XI.
When Glory learned that all nurses eligible to attend the ball were to wear hospital uniform, being on day duty she decided to go to it. But then came John Storm's protest against the company of Polly Love, and she felt half inclined to give it up. As often as she remembered his remonstrance she was disturbed, and once or twice when alone she shed tears of anger and vexation.
Meantime Polly was full of arrangements, and Glory found herself day by day carried along in the stream of preparation. When the night came the girls dressed in the same cubicle. Polly was prattling like a parrot, but Glory was silent and almost sad.

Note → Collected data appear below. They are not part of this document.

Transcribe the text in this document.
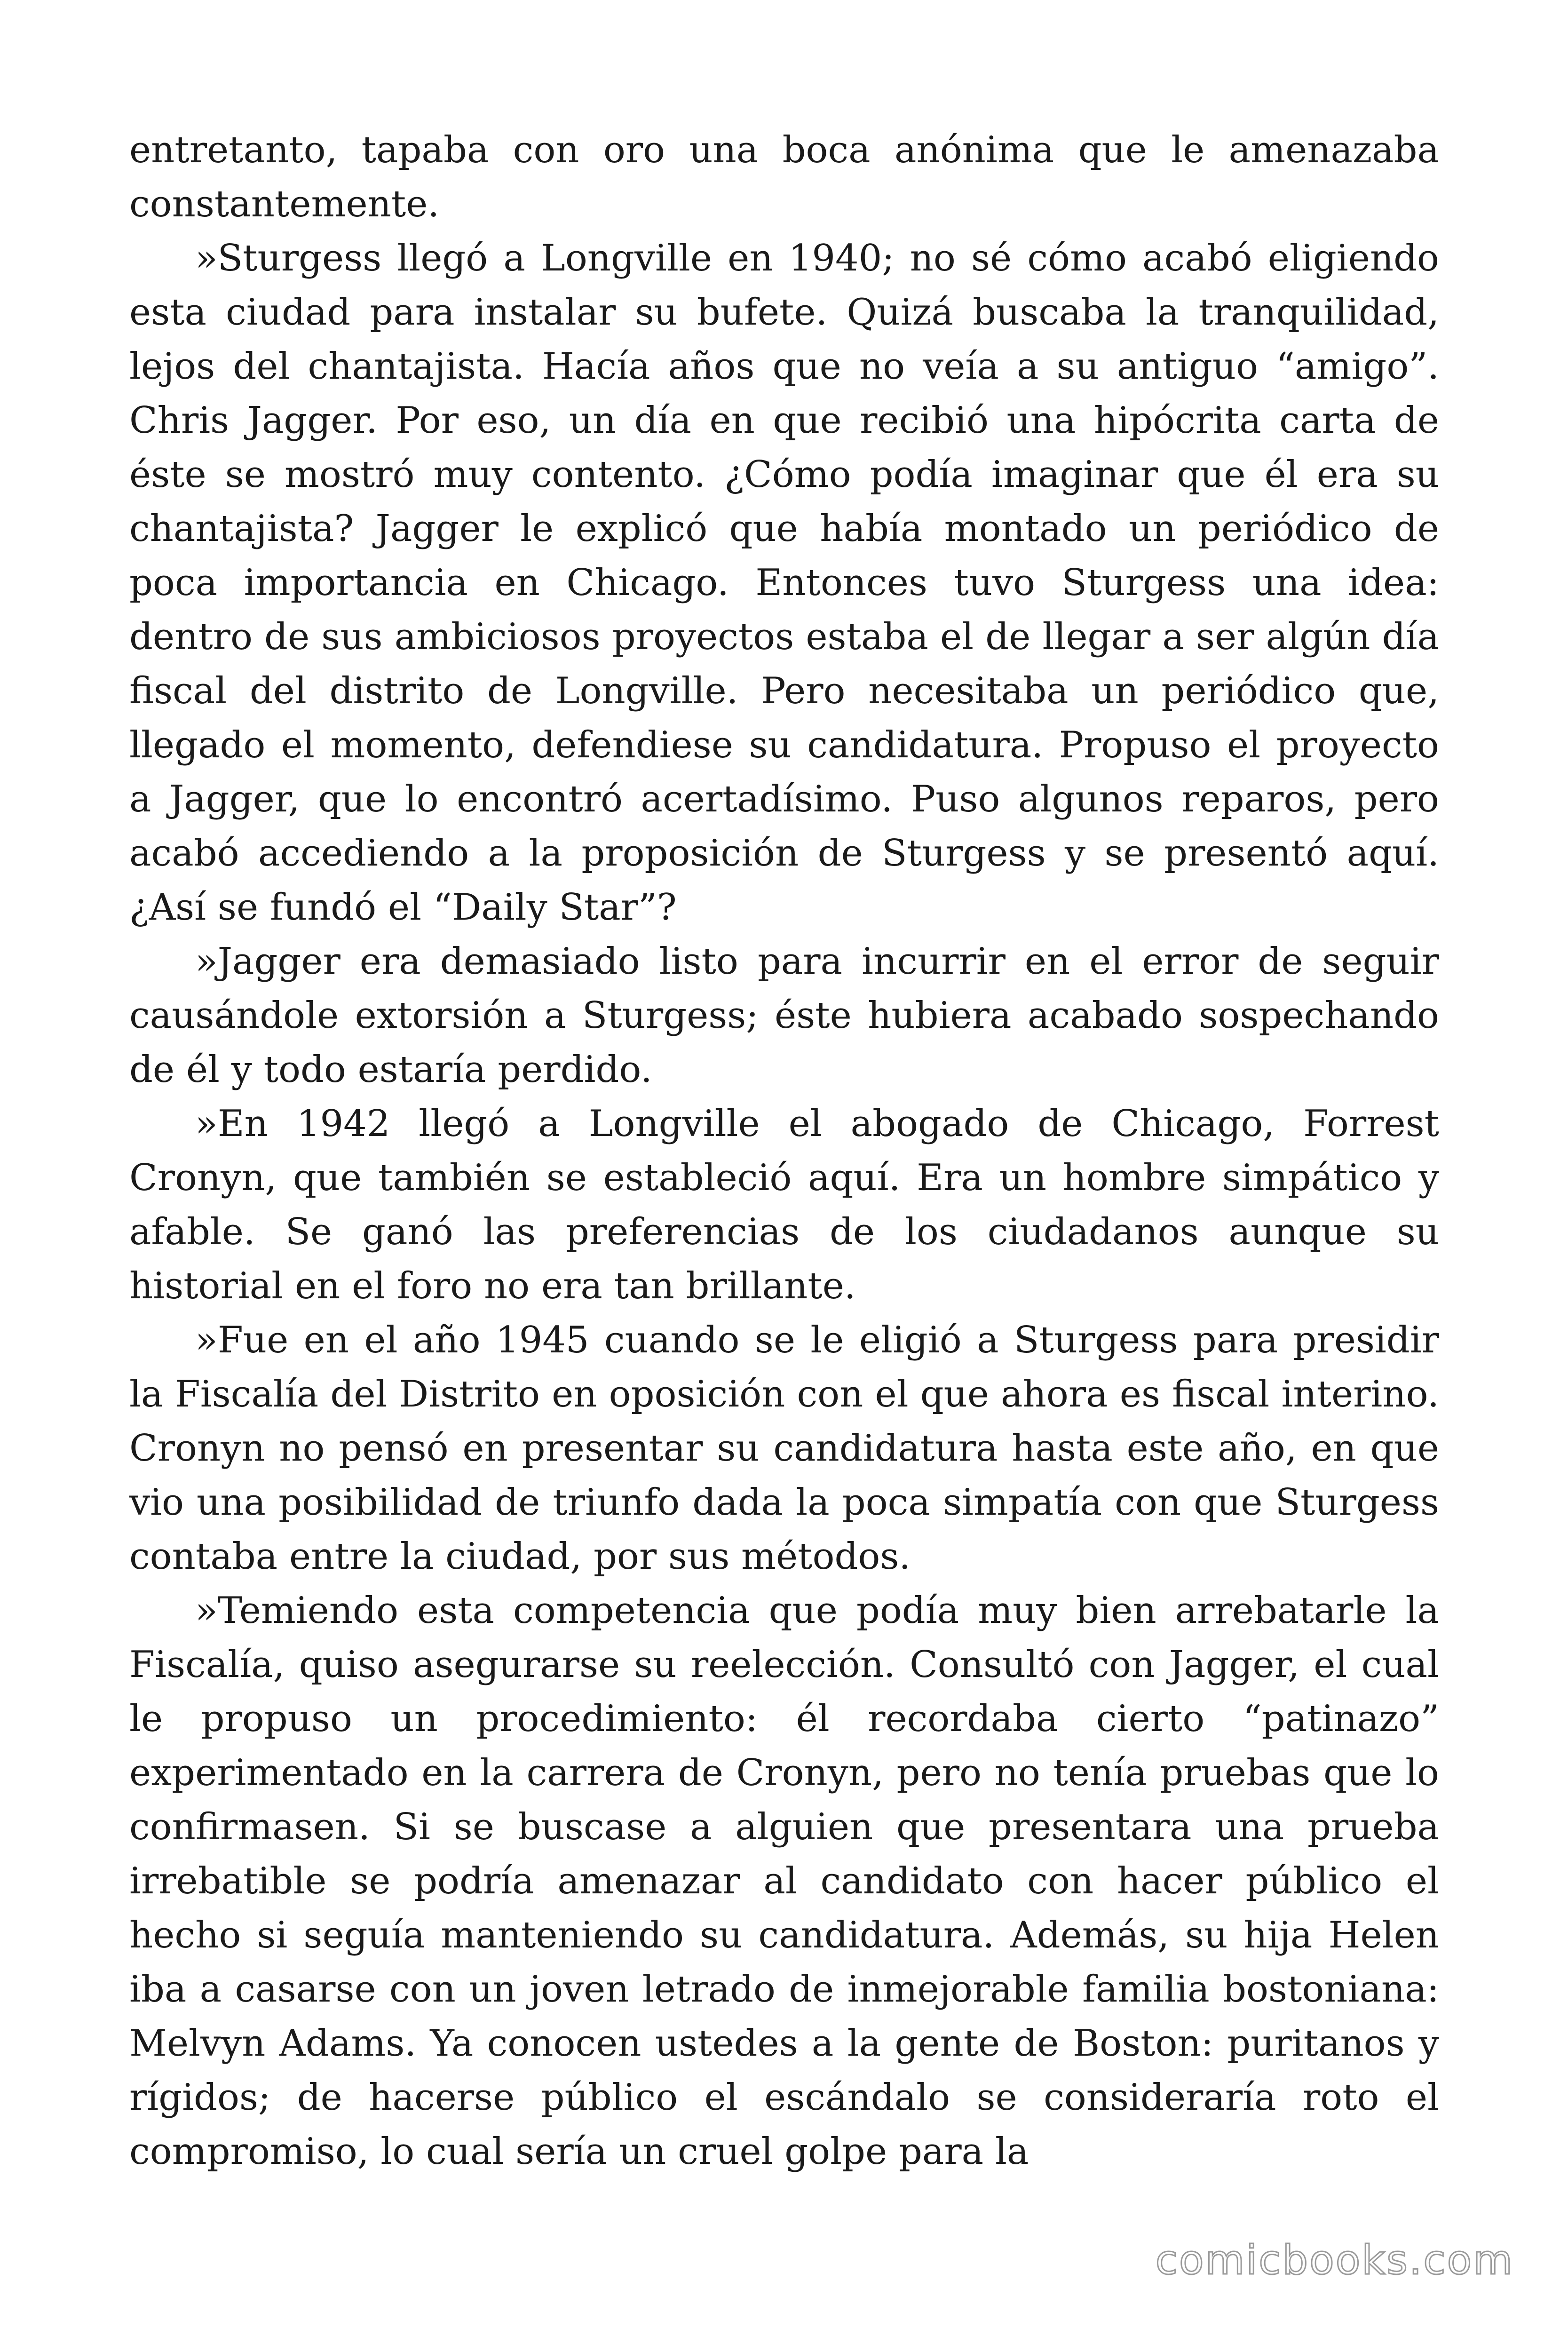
entretanto, tapaba con oro una boca anónima que le amenazaba constantemente.

»Sturgess llegó a Longville en 1940; no sé cómo acabó eligiendo esta ciudad para instalar su bufete. Quizá buscaba la tranquilidad, lejos del chantajista. Hacía años que no veía a su antiguo “amigo”. Chris Jagger. Por eso, un día en que recibió una hipócrita carta de éste se mostró muy contento. ¿Cómo podía imaginar que él era su chantajista? Jagger le explicó que había montado un periódico de poca importancia en Chicago. Entonces tuvo Sturgess una idea: dentro de sus ambiciosos proyectos estaba el de llegar a ser algún día fiscal del distrito de Longville. Pero necesitaba un periódico que, llegado el momento, defendiese su candidatura. Propuso el proyecto a Jagger, que lo encontró acertadísimo. Puso algunos reparos, pero acabó accediendo a la proposición de Sturgess y se presentó aquí. ¿Así se fundó el “Daily Star”?

»Jagger era demasiado listo para incurrir en el error de seguir causándole extorsión a Sturgess; éste hubiera acabado sospechando de él y todo estaría perdido.

»En 1942 llegó a Longville el abogado de Chicago, Forrest Cronyn, que también se estableció aquí. Era un hombre simpático y afable. Se ganó las preferencias de los ciudadanos aunque su historial en el foro no era tan brillante.

»Fue en el año 1945 cuando se le eligió a Sturgess para presidir la Fiscalía del Distrito en oposición con el que ahora es fiscal interino. Cronyn no pensó en presentar su candidatura hasta este año, en que vio una posibilidad de triunfo dada la poca simpatía con que Sturgess contaba entre la ciudad, por sus métodos.

»Temiendo esta competencia que podía muy bien arrebatarle la Fiscalía, quiso asegurarse su reelección. Consultó con Jagger, el cual le propuso un procedimiento: él recordaba cierto “patinazo” experimentado en la carrera de Cronyn, pero no tenía pruebas que lo confirmasen. Si se buscase a alguien que presentara una prueba irrebatible se podría amenazar al candidato con hacer público el hecho si seguía manteniendo su candidatura. Además, su hija Helen iba a casarse con un joven letrado de inmejorable familia bostoniana: Melvyn Adams. Ya conocen ustedes a la gente de Boston: puritanos y rígidos; de hacerse público el escándalo se consideraría roto el compromiso, lo cual sería un cruel golpe para la

comicbooks.com
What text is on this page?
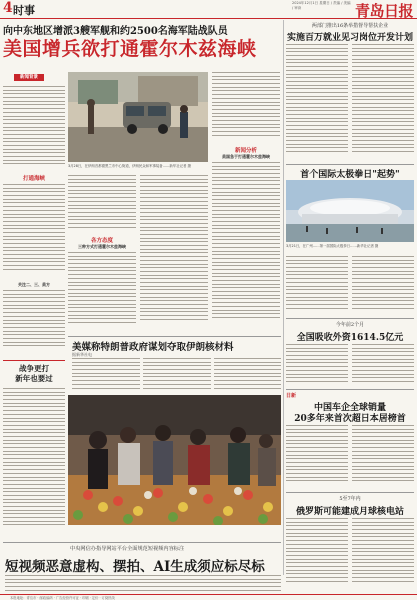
4 时事
2024年12月1日 星期日 / 责编 / 美编 / 审读	青岛日报
向中东地区增派3艘军舰和约2500名海军陆战队员
美国增兵欲打通霍尔木兹海峡
新闻背景
打通海峡
关注二、三、美方
3月28日，在伊朗首都德黑兰市中心街道，伊朗民众和军事装备……新华社记者 摄
各方态度
三种方式打通霍尔木兹海峡
新闻分析
美国急于打通霍尔木兹海峡
美媒称特朗普政府谋划夺取伊朗核材料
据新华社电
战争更打
新年也要过
中央网信办指导网站平台全面规范短视频内容标注
短视频恶意虚构、摆拍、AI生成须应标尽标
两部门推出16条举措督导帮扶企业
实施百万就业见习岗位开发计划
首个国际太极拳日"起势"
3月21日，在广州……第一届国际太极拳日……新华社记者 摄
今年前2个月
全国吸收外资1614.5亿元
日新
中国车企全球销量
20多年来首次超日本居榜首
5至7年内
俄罗斯可能建成月球核电站
本报地址：青岛市 · 邮政编码 · 广告经营许可证 · 印刷 · 定价 · 订阅热线
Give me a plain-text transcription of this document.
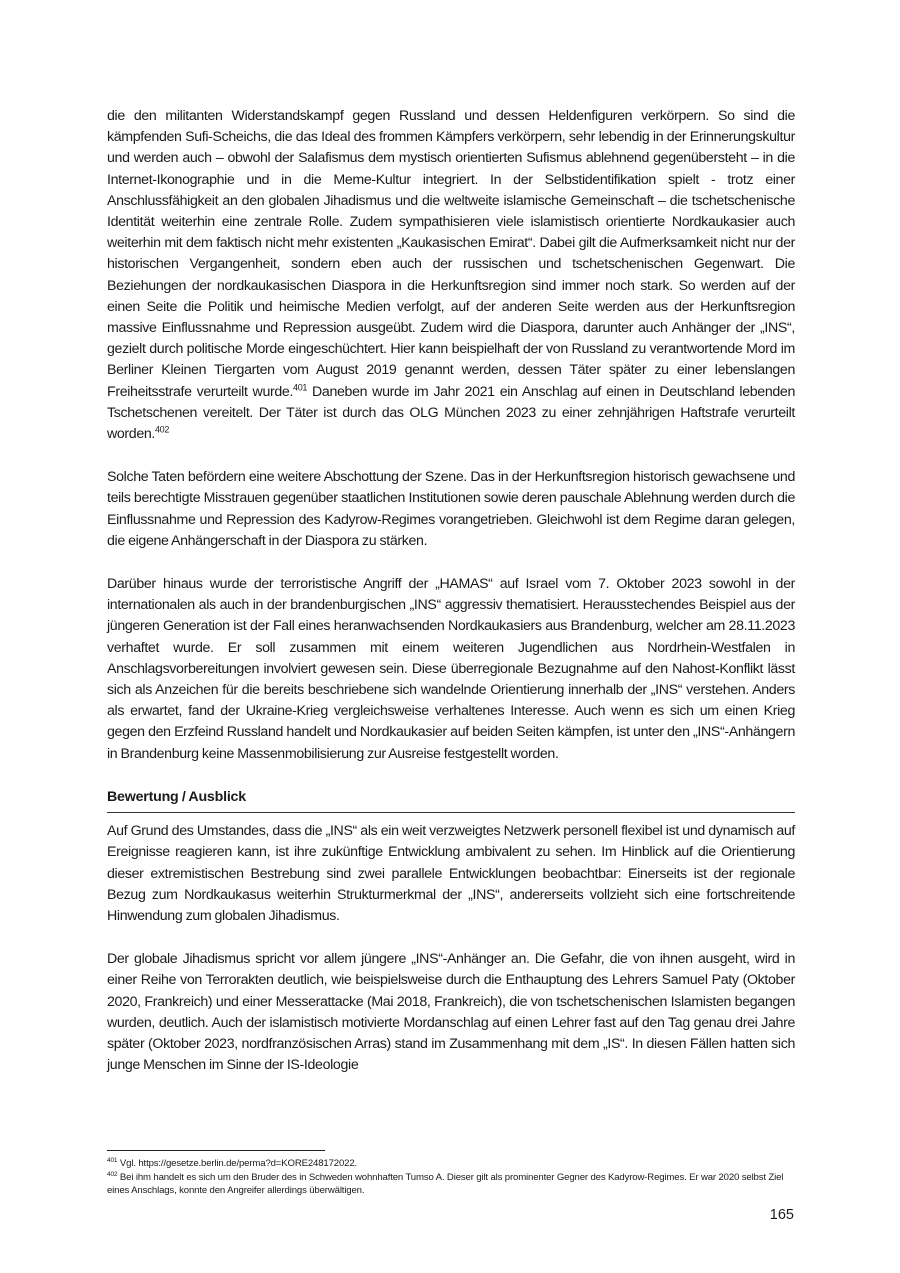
die den militanten Widerstandskampf gegen Russland und dessen Heldenfiguren verkörpern. So sind die kämpfenden Sufi-Scheichs, die das Ideal des frommen Kämpfers verkörpern, sehr lebendig in der Erinnerungskultur und werden auch – obwohl der Salafismus dem mystisch orientierten Sufismus ablehnend gegenübersteht – in die Internet-Ikonographie und in die Meme-Kultur integriert. In der Selbstidentifikation spielt - trotz einer Anschlussfähigkeit an den globalen Jihadismus und die weltweite islamische Gemeinschaft – die tschetschenische Identität weiterhin eine zentrale Rolle. Zudem sympathisieren viele islamistisch orientierte Nordkaukasier auch weiterhin mit dem faktisch nicht mehr existenten „Kaukasischen Emirat“. Dabei gilt die Aufmerksamkeit nicht nur der historischen Vergangenheit, sondern eben auch der russischen und tschetschenischen Gegenwart. Die Beziehungen der nordkaukasischen Diaspora in die Herkunftsregion sind immer noch stark. So werden auf der einen Seite die Politik und heimische Medien verfolgt, auf der anderen Seite werden aus der Herkunftsregion massive Einflussnahme und Repression ausgeübt. Zudem wird die Diaspora, darunter auch Anhänger der „INS“, gezielt durch politische Morde eingeschüchtert. Hier kann beispielhaft der von Russland zu verantwortende Mord im Berliner Kleinen Tiergarten vom August 2019 genannt werden, dessen Täter später zu einer lebenslangen Freiheitsstrafe verurteilt wurde.$^{401}$ Daneben wurde im Jahr 2021 ein Anschlag auf einen in Deutschland lebenden Tschetschenen vereitelt. Der Täter ist durch das OLG München 2023 zu einer zehnjährigen Haftstrafe verurteilt worden.$^{402}$

Solche Taten befördern eine weitere Abschottung der Szene. Das in der Herkunftsregion historisch gewachsene und teils berechtigte Misstrauen gegenüber staatlichen Institutionen sowie deren pauschale Ablehnung werden durch die Einflussnahme und Repression des Kadyrow-Regimes vorangetrieben. Gleichwohl ist dem Regime daran gelegen, die eigene Anhängerschaft in der Diaspora zu stärken.

Darüber hinaus wurde der terroristische Angriff der „HAMAS“ auf Israel vom 7. Oktober 2023 sowohl in der internationalen als auch in der brandenburgischen „INS“ aggressiv thematisiert. Herausstechendes Beispiel aus der jüngeren Generation ist der Fall eines heranwachsenden Nordkaukasiers aus Brandenburg, welcher am 28.11.2023 verhaftet wurde. Er soll zusammen mit einem weiteren Jugendlichen aus Nordrhein-Westfalen in Anschlagsvorbereitungen involviert gewesen sein. Diese überregionale Bezugnahme auf den Nahost-Konflikt lässt sich als Anzeichen für die bereits beschriebene sich wandelnde Orientierung innerhalb der „INS“ verstehen. Anders als erwartet, fand der Ukraine-Krieg vergleichsweise verhaltenes Interesse. Auch wenn es sich um einen Krieg gegen den Erzfeind Russland handelt und Nordkaukasier auf beiden Seiten kämpfen, ist unter den „INS“-Anhängern in Brandenburg keine Massenmobilisierung zur Ausreise festgestellt worden.

Bewertung / Ausblick

Auf Grund des Umstandes, dass die „INS“ als ein weit verzweigtes Netzwerk personell flexibel ist und dynamisch auf Ereignisse reagieren kann, ist ihre zukünftige Entwicklung ambivalent zu sehen. Im Hinblick auf die Orientierung dieser extremistischen Bestrebung sind zwei parallele Entwicklungen beobachtbar: Einerseits ist der regionale Bezug zum Nordkaukasus weiterhin Strukturmerkmal der „INS“, andererseits vollzieht sich eine fortschreitende Hinwendung zum globalen Jihadismus.

Der globale Jihadismus spricht vor allem jüngere „INS“-Anhänger an. Die Gefahr, die von ihnen ausgeht, wird in einer Reihe von Terrorakten deutlich, wie beispielsweise durch die Enthauptung des Lehrers Samuel Paty (Oktober 2020, Frankreich) und einer Messerattacke (Mai 2018, Frankreich), die von tschetschenischen Islamisten begangen wurden, deutlich. Auch der islamistisch motivierte Mordanschlag auf einen Lehrer fast auf den Tag genau drei Jahre später (Oktober 2023, nordfranzösischen Arras) stand im Zusammenhang mit dem „IS“. In diesen Fällen hatten sich junge Menschen im Sinne der IS-Ideologie

$^{401}$ Vgl. https://gesetze.berlin.de/perma?d=KORE248172022.
$^{402}$ Bei ihm handelt es sich um den Bruder des in Schweden wohnhaften Tumso A. Dieser gilt als prominenter Gegner des Kadyrow-Regimes. Er war 2020 selbst Ziel eines Anschlags, konnte den Angreifer allerdings überwältigen.
165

By help of the curling tongs and a candle Polly did up her dark hair into little knowing curls that went in and out on her temples and played hide-and-seek around the pretty shells of her pink-and-white ears. Glory was slashing the comb through her golden-red hair by way of preliminary ploughing, when Polly cried: “Stop! Don't touch it any more, for goodness' sake! It's perfect! Look at yourself now.”
Glory stood off from the looking glass and looked. “Am I really so nice?” she thought; and then she remembered John Storm again, and had half a mind to tear down her glorious curls and go straight away to bed.
She went to the ball instead, and, being there, she forgot all about her misgivings. The light, the colour, the brilliance, the perfume transported her to an enchanted world which she had never entered before. She could not control her delight in it. Everything surprised her, everything delighted her, everything amused her—she was the very soul of girlish joy. The dark-brown spot on her eye shone out with a coquettish light never seen in it until now, and the warble in her voice was like the music of a happy bird. Her high spirits were infectious—her lighthearted gaiety communicated itself to everybody. The men who might not dance with her were smiling at the mere sight of the sunshine in her face, and it was even whispered about that the President of the College of Surgeons, who opened the ball, had said that her proper place was not there—a girl like that young Irish nurse would do honour to a higher assembly.
In that enchanted world of music and light and bright and happy faces Glory lost all sense of time; but two hours had passed when Polly Love, whose eyes had turned again and again to the door, tugged at her sleeve and whispered: “They've come at last! There they are—there—directly opposite to us. Keep your next dance, dear. They'll come across presently.”
Glory looked where Polly had directed, and, seeing again the face she had seen in the window of the Foreign Office, something remote and elusive once more stirred in her memory. But it was gone in a moment, and she was back in that world of wonders, when a voice which she knew and yet did not know, like a voice that called to her as she was awakening out of a sleep, said:
“Glory, don't you remember me? Have you forgotten me, Glory?”
It was her friend of the catechism class—her companion of the adventure in the boat. Their hands met in a long hand-clasp with the gallop of feeling that is too swift for thought.